Detecting food adulteration has always been an important task for food safety, especially when grapefruit is the adulterant as components in the juice have undesired interactions with many medicines. In this study we employed a handheld Raman device to detect adulteration of orange juices with grapefruit juices. Fresh fruits of orange and grapefruit were purchased from five different sources and fruit juices were made using a handheld juicer. The extracted juices were then mixed in a way that concentrations of grapefruit juices varied from 0% to 100% in 5% increments. In order to study the impact of the different sources of the fruits, three different sets of mixtures were prepared based on their spectral similarity and dissimilarity.

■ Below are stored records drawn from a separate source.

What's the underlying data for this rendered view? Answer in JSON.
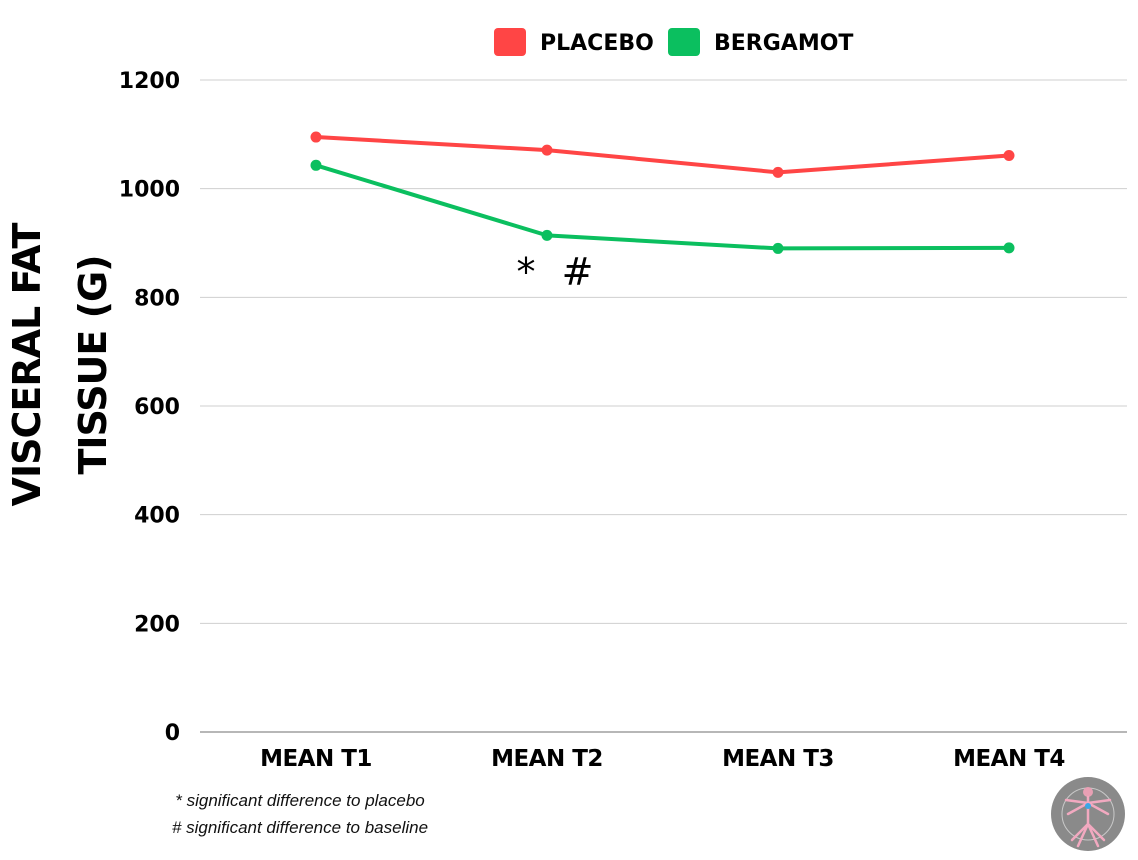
{
  "chart_data": {
    "type": "line",
    "ylabel_lines": [
      "VISCERAL FAT",
      "TISSUE (G)"
    ],
    "categories": [
      "MEAN T1",
      "MEAN T2",
      "MEAN T3",
      "MEAN T4"
    ],
    "ylim": [
      0,
      1200
    ],
    "yticks": [
      0,
      200,
      400,
      600,
      800,
      1000,
      1200
    ],
    "grid": true,
    "legend_position": "top-center",
    "series": [
      {
        "name": "PLACEBO",
        "color": "#ff4545",
        "values": [
          1095,
          1071,
          1030,
          1061
        ]
      },
      {
        "name": "BERGAMOT",
        "color": "#0bbf5f",
        "values": [
          1043,
          914,
          890,
          891
        ]
      }
    ],
    "annotations": [
      {
        "text": "* #",
        "category": "MEAN T2"
      }
    ],
    "footnotes": [
      "* significant difference to placebo",
      "# significant difference to baseline"
    ]
  }
}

Raman spectra were collected using a handheld instrument with an excitation laser at 785 nm and data analysed using principal component analysis (PCA), principal component-discriminant function analysis (PC-DFA) and partial least squares regression (PLS-R). PLS-R models were trained and validated on: (i) the full data set from the three different mixture sets, and (ii) each set of the three mixtures separately. The results showed that a good calibration model was obtained using full data which had a coefficient of determination () of 0.81 and a root mean square error of prediction (RMSEP) of 12.5%. Such results were improved when the PLS-R model was trained and validated on the three separate mixture combinations, where the varied from 0.85 to 0.89 and RMSEP varied from 9.9% to 11.6%. Finally, we adopted a two step approach in which a partial least squares for discriminant analysis (PLS-DA) was trained first to classify the three sample sources and then three different PLS-R models were subsequently trained on samples from the same source. This resulted in a of 0.83 and RMSEP of 12.0%. In conclusion, we have demonstrated that Raman spectroscopy can be used as a portable and rapid analytical tool for detecting adulteration of grapefruit juice added to orange juice.
检测食品掺假一直是食品安全的重要任务,特别是当掺假物是葡萄柚时,因为葡萄柚汁中的成分与许多药物会产生不良相互作用。在这项研究中,我们使用手持式拉曼设备来检测橙汁中掺入葡萄柚汁的情况。从五个不同的来源购买新鲜的橙和葡萄柚水果,并使用手持式榨汁机制作果汁。然后,将提取的果汁以 5%的增量混合,使葡萄柚汁的浓度从 0%变化到 100%。为了研究水果来源的不同影响,根据光谱相似性和相异性,制备了三组不同的混合物。使用具有 785nm 激发激光的手持式仪器收集拉曼光谱,使用主成分分析(PCA)、主成分判别函数分析(PC-DFA)和偏最小二乘回归(PLS-R)对数据进行分析。PLS-R 模型在以下方面进行了训练和验证:(i)来自三组不同混合物的完整数据集,以及(ii)三组混合物的每一组分别。结果表明,使用完整数据集获得了良好的校准模型,其决定系数()为 0.81,预测均方根误差(RMSEP)为 12.5%。当 PLS-R 模型在三组混合物的单独组合上进行训练和验证时,结果得到了改善,其中在 0.85 到 0.89 之间变化,RMSEP 在 9.9%到 11.6%之间变化。最后,我们采用了两步法,首先用偏最小二乘判别分析(PLS-DA)训练一个模型来对三个样品来源进行分类,然后再用三个不同的 PLS-R 模型对来自同一来源的样本进行训练。结果得到了 0.83 的,RMSEP 为 12.0%。总之,我们已经证明,拉曼光谱可以用作检测橙汁中添加葡萄柚汁掺假的便携式快速分析工具。